Eu olho muito torto para loot boxes em jogos free-to-play, mas “entendo” a necessidade de mantê-los gerando lucro, já que somos reféns do capitalismo e a maioria das editoras querem que seus lucros trimestrais dobrem ano a ano. Agora, em um jogo como Hot Wheels Unleashed, que custa no mínimo R$109,09 e ainda tem um passe de temporada, é inadmissível.
Por mais que eu aponte que em momento algum o jogo me impulsionou a comprar loot boxes — além do que, até o momento, eu não vi nenhuma opção para comprar com dinheiro real, apenas com dinheiro obtido das corridas — é um sistema patético.
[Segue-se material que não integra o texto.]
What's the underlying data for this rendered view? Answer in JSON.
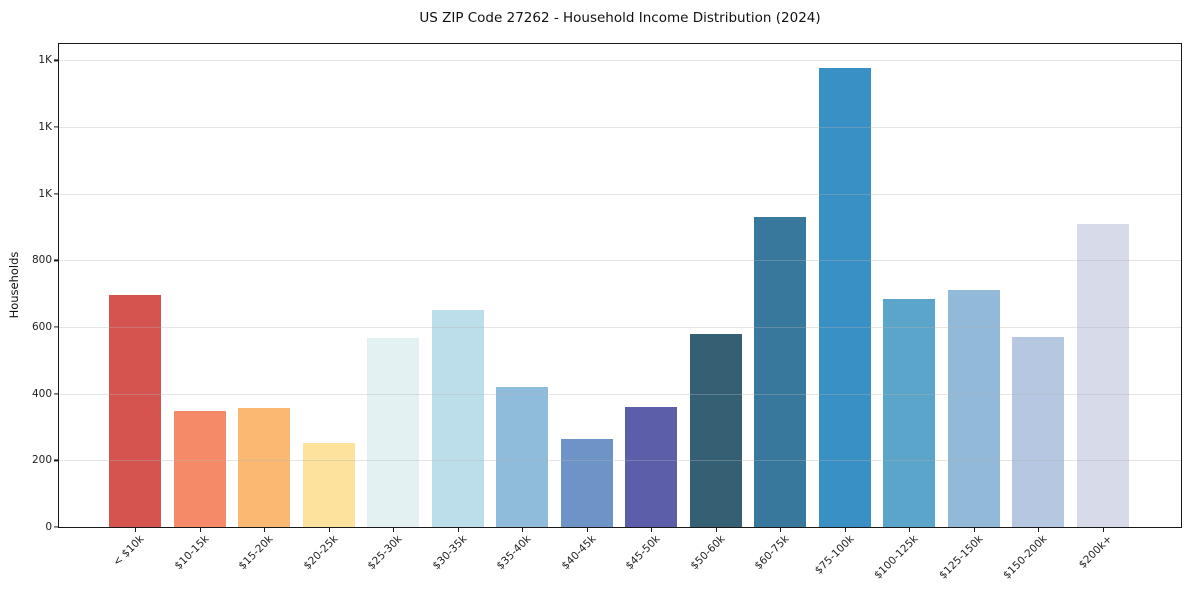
{
  "chart_data": {
    "type": "bar",
    "title": "US ZIP Code 27262 - Household Income Distribution (2024)",
    "xlabel": "",
    "ylabel": "Households",
    "categories": [
      "< $10k",
      "$10-15k",
      "$15-20k",
      "$20-25k",
      "$25-30k",
      "$30-35k",
      "$35-40k",
      "$40-45k",
      "$45-50k",
      "$50-60k",
      "$60-75k",
      "$75-100k",
      "$100-125k",
      "$125-150k",
      "$150-200k",
      "$200k+"
    ],
    "values": [
      695,
      348,
      356,
      253,
      568,
      650,
      419,
      264,
      361,
      578,
      930,
      1378,
      684,
      710,
      569,
      909
    ],
    "bar_colors": [
      "#d6544f",
      "#f48a68",
      "#fab873",
      "#fce29c",
      "#e4f1f3",
      "#bcdeea",
      "#90bcdb",
      "#6d93c7",
      "#5c5ea9",
      "#355f73",
      "#38789c",
      "#3990c5",
      "#5ba4ca",
      "#93b9d9",
      "#b5c7e1",
      "#d7dae8"
    ],
    "ylim": [
      0,
      1449
    ],
    "yticks": {
      "values": [
        0,
        200,
        400,
        600,
        800,
        1000,
        1200,
        1400
      ],
      "labels": [
        "0",
        "200",
        "400",
        "600",
        "800",
        "1K",
        "1K",
        "1K"
      ]
    },
    "grid": "horizontal, drawn over bars",
    "legend": "none",
    "axis_color": "#1a1a1a",
    "grid_color": "rgba(180,180,180,0.35)",
    "tick_label_color": "#222222",
    "background_color": "#ffffff"
  }
}
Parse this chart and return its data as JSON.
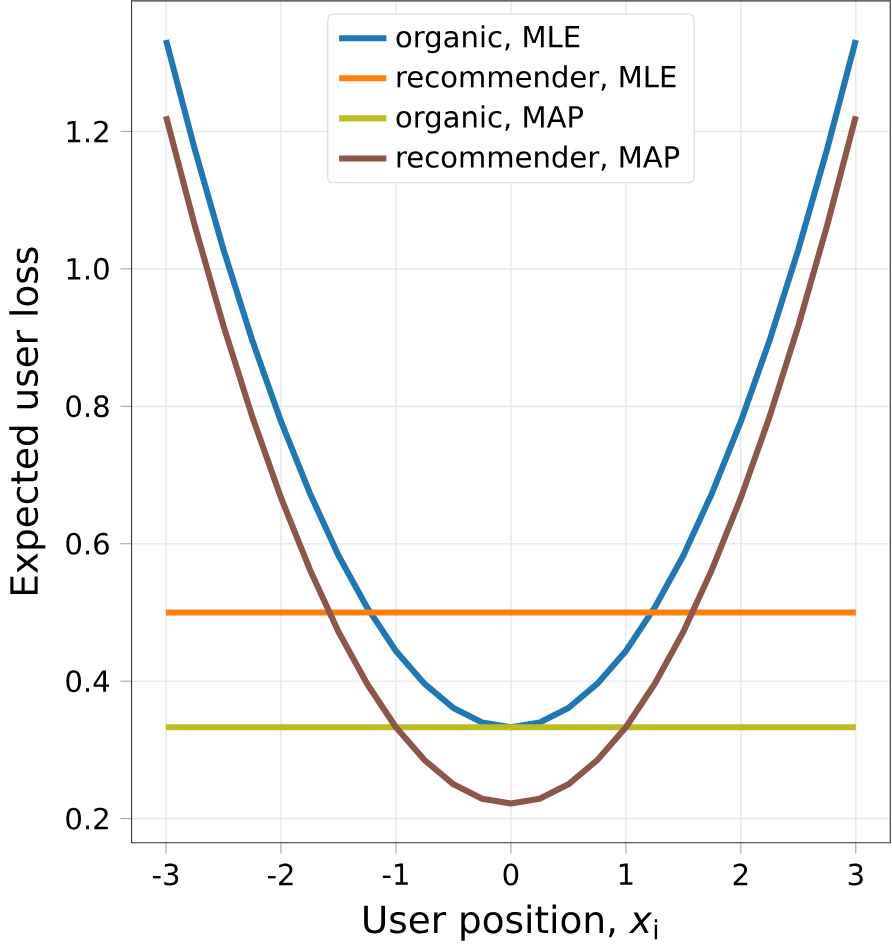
{
  "chart_data": {
    "type": "line",
    "xlabel": "User position, *x*$_{i}$",
    "ylabel": "Expected user loss",
    "xlim": [
      -3.3,
      3.3
    ],
    "ylim": [
      0.165,
      1.39
    ],
    "xticks": [
      -3,
      -2,
      -1,
      0,
      1,
      2,
      3
    ],
    "yticks": [
      0.2,
      0.4,
      0.6,
      0.8,
      {
        "value": 1.0,
        "label": "1.0"
      },
      1.2
    ],
    "grid": true,
    "legend": "top",
    "line_style": "solid",
    "marker": "none",
    "series": [
      {
        "name": "organic, MLE",
        "color": "#1f77b4",
        "x": [
          -3,
          -2.75,
          -2.5,
          -2.25,
          -2,
          -1.75,
          -1.5,
          -1.25,
          -1,
          -0.75,
          -0.5,
          -0.25,
          0,
          0.25,
          0.5,
          0.75,
          1,
          1.25,
          1.5,
          1.75,
          2,
          2.25,
          2.5,
          2.75,
          3
        ],
        "values": [
          1.333,
          1.174,
          1.028,
          0.896,
          0.778,
          0.674,
          0.583,
          0.507,
          0.444,
          0.396,
          0.361,
          0.34,
          0.333,
          0.34,
          0.361,
          0.396,
          0.444,
          0.507,
          0.583,
          0.674,
          0.778,
          0.896,
          1.028,
          1.174,
          1.333
        ]
      },
      {
        "name": "recommender, MLE",
        "color": "#ff7f0e",
        "x": [
          -3,
          3
        ],
        "values": [
          0.5,
          0.5
        ]
      },
      {
        "name": "organic, MAP",
        "color": "#bcbd22",
        "x": [
          -3,
          3
        ],
        "values": [
          0.333,
          0.333
        ]
      },
      {
        "name": "recommender, MAP",
        "color": "#8c564b",
        "x": [
          -3,
          -2.75,
          -2.5,
          -2.25,
          -2,
          -1.75,
          -1.5,
          -1.25,
          -1,
          -0.75,
          -0.5,
          -0.25,
          0,
          0.25,
          0.5,
          0.75,
          1,
          1.25,
          1.5,
          1.75,
          2,
          2.25,
          2.5,
          2.75,
          3
        ],
        "values": [
          1.222,
          1.063,
          0.917,
          0.785,
          0.667,
          0.563,
          0.472,
          0.396,
          0.333,
          0.285,
          0.25,
          0.229,
          0.222,
          0.229,
          0.25,
          0.285,
          0.333,
          0.396,
          0.472,
          0.563,
          0.667,
          0.785,
          0.917,
          1.063,
          1.222
        ]
      }
    ]
  }
}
Por que me dar uma lootbox e a chance de um carro repetido ao invés de… me dar o carro como recompensa por ter ganhado a corrida?
Introduzir loot boxes em um jogo, querendo ou não, traz mudanças profundas no seu design. O sistema de melhorias para os carros com o uso de engrenagens é muito mais árduo do que necessário. Ganhe todas as corridas ou espere ganhar um carro “repetido” nas loot boxes e desmontá-lo.
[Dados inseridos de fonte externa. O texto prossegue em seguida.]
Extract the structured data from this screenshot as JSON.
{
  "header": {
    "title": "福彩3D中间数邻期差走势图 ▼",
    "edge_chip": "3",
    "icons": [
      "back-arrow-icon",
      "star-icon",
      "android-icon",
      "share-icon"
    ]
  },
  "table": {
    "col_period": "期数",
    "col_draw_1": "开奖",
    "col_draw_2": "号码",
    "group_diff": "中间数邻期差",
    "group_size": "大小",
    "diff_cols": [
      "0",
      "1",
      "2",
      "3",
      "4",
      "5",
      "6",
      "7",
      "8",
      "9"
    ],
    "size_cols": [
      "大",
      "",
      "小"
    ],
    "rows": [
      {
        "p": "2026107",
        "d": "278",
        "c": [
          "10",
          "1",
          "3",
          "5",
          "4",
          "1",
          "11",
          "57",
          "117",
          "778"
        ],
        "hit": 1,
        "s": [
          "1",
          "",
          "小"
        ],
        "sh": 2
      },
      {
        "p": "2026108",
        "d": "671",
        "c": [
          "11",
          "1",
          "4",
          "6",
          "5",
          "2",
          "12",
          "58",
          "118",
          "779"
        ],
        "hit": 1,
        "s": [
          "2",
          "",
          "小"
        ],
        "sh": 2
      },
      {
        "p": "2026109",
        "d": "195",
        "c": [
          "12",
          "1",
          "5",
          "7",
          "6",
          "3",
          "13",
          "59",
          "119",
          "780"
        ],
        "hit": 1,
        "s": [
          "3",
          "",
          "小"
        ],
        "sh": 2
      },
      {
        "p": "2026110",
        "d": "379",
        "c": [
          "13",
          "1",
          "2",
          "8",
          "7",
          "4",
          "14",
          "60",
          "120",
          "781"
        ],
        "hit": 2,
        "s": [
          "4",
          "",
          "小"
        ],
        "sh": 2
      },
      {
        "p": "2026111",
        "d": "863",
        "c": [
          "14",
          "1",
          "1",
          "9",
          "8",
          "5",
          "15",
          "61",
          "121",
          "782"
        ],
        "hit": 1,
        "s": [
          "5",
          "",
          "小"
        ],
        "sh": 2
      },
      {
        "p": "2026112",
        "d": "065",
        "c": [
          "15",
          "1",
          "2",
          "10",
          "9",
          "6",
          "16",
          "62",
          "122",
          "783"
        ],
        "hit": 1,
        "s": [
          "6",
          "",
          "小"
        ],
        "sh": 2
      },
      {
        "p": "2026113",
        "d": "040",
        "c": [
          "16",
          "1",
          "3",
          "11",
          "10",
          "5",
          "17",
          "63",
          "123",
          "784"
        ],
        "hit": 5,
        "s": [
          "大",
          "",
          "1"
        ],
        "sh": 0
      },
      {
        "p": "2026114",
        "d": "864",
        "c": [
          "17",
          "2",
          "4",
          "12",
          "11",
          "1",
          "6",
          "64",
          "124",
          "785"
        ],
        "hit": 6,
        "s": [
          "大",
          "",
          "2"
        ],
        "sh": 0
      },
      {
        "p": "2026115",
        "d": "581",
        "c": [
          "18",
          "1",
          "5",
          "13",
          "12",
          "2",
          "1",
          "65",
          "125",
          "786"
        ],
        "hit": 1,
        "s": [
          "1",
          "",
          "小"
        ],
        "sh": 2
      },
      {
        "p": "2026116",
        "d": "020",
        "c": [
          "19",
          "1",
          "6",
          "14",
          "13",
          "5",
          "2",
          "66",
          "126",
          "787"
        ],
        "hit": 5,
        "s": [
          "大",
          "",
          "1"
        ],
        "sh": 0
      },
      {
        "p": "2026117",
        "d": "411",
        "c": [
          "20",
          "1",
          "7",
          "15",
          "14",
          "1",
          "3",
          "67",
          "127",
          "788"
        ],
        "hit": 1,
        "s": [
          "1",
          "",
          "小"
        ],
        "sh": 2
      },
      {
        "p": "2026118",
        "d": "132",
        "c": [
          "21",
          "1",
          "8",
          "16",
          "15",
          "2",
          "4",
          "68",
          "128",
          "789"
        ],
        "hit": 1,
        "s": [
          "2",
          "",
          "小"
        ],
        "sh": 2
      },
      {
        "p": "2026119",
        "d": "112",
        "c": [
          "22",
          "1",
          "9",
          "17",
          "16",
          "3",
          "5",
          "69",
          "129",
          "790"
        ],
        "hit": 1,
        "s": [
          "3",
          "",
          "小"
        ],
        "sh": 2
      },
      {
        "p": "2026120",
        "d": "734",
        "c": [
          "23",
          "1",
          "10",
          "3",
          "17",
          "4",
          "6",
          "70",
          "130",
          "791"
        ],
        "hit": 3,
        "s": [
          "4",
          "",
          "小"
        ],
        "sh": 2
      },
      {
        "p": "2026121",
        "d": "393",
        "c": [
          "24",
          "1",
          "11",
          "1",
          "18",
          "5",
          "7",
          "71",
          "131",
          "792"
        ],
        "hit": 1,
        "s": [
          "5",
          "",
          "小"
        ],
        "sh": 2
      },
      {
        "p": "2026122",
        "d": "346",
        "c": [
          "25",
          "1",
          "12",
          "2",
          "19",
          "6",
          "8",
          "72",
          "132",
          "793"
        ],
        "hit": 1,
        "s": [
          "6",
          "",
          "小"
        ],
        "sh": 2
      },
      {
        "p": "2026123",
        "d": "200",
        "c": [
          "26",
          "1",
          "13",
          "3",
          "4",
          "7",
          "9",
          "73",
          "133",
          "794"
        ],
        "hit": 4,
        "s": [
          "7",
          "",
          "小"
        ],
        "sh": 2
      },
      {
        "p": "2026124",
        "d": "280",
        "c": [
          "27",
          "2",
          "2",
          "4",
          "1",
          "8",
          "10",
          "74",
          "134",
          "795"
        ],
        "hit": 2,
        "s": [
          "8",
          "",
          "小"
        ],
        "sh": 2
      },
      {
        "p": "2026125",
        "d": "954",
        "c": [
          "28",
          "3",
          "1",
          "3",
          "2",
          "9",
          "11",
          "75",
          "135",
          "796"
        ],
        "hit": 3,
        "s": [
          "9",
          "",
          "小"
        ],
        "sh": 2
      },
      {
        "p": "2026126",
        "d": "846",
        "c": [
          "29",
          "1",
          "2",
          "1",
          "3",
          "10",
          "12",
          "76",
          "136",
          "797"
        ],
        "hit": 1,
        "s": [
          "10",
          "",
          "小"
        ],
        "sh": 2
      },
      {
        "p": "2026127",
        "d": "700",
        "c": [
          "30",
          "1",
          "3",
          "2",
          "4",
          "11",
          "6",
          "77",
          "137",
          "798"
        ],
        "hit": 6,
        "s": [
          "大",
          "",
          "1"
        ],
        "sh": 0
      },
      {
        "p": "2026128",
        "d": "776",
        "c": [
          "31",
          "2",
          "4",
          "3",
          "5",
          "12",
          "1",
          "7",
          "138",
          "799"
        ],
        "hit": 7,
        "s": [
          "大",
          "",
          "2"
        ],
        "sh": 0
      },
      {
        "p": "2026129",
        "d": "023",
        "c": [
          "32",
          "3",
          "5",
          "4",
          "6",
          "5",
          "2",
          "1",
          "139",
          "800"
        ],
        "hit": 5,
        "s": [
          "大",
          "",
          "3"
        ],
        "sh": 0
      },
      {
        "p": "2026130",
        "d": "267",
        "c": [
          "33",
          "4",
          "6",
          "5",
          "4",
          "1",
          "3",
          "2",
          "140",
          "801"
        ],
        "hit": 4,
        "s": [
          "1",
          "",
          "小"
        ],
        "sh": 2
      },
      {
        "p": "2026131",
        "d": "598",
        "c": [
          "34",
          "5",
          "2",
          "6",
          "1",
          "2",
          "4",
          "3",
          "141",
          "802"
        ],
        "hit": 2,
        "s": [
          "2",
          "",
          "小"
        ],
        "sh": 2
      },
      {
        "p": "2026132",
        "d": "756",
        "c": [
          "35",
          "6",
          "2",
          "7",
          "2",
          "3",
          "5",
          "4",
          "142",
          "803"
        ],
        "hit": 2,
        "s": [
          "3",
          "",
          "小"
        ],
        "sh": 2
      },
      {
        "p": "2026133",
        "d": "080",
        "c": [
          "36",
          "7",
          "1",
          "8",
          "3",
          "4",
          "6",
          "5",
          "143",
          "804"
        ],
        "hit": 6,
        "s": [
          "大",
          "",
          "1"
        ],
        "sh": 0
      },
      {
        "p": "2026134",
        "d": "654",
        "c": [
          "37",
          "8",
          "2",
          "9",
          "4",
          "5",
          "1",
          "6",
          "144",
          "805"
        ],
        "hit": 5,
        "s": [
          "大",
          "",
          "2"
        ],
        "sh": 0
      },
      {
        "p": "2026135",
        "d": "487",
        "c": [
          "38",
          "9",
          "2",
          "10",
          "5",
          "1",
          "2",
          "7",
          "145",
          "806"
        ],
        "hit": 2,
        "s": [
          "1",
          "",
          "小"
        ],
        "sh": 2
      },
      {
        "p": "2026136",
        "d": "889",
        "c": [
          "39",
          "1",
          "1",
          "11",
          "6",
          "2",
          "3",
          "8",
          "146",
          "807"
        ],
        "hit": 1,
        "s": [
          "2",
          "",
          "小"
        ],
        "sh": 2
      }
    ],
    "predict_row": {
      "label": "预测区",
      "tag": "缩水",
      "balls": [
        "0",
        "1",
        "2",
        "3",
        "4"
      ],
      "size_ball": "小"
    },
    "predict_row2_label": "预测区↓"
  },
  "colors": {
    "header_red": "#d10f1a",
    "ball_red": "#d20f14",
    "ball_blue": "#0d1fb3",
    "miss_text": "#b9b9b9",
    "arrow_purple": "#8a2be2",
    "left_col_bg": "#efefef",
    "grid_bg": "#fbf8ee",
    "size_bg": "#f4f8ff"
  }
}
Esse tipo de design predatório me preocupa tanto pela horrível regulamentação de loot boxes em um âmbito global como pelo risco de que um belo dia a Deep Silver ou a Mattel possa olhar para Hot Wheels Unleashed e falar “quer saber? O jogo não está mais tão rentável quanto no seu lançamento em 2021, então vamos abrir uma loja in-game com dinheiro real”, sendo que já é sabido que carros especiais — como o do Batman e o “De Volta para o Futuro” — podem não estar inclusos no passe de temporada.
Se a dificuldade de não ser impulsionado a comprar loot boxes e todo o “Fear of Missing Out” (FOMO) é duro para um adulto ou pessoas com tendências impulsivas, imagine para uma criança. E, não existe uma opção de desativar ou impedir a compra de loot boxes por meios oficiais dentro do jogo. Estamos em pleno 2021, não há e nunca houve espaço para esse tipo de mecânica em jogo, não importa se ele vem de uma empresa gigante ou uma empresa minúscula. É predatório e ponto.
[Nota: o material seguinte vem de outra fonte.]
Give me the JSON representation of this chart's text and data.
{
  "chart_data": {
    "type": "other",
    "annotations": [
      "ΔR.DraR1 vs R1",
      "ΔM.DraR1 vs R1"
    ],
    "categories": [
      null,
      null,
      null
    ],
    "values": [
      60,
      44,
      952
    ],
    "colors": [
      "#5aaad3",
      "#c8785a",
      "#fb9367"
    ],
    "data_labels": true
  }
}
Uma grande pena, pois eu continuo a recomendar Hot Wheels Unleashed para todo tipo de jogador. É um dos jogos arcades mais divertidos em que eu pus as mãos em 2021 e o grau de personalização presente é imensurável. Ao mesmo tempo, eu não consigo lidar com uma possível sombra de que daqui a um ano ele vire uma máquina de fazer dinheiro para a Mattel, ou seus servidores sejam desligados.
A Milestone pode ter demorado anos, mas ela encontrou um tipo de jogo que “conversa” com o seu estilo de desenvolvimento; eu desejo o melhor para a equipe e é possível ver o suor que cada um dos membros da empresa investiu na criação de Hot Wheels Unleashed. Se você não se importa com loot boxes ou achou tudo o que eu falei uma grande baboseira, vá em frente e compre-o sem culpa na consciência.
Eu aguardo que meus medos sejam infundados, mas a indústria de jogos já me deixou decepcionado muitas vezes. O que é mais uma na lista de decepções?
Hot Wheels Unleashed
Total - 7.5
7.5
Hot Wheels Unleashed é a Milestone encontrando o seu nicho e desenvolvendo um dos melhores jogos de corrida arcade do ano, e sem dúvidas o melhor jogo da franquia Hot Wheels em muito tempo. O preço disso? Uma campanha que poderia ter sido melhor elaborada e a presença insuportável de loot boxes. Se você não se importa com essa prática predatória, vá em frente, pois há muita coisa boa no jogo — como o editor de pistas, carros e a variedade na jogabilidade. Mas é impossível não olhar para ele e pensar que cedo ou tarde ele vai tentar extorquir cada centavo do seu bolso.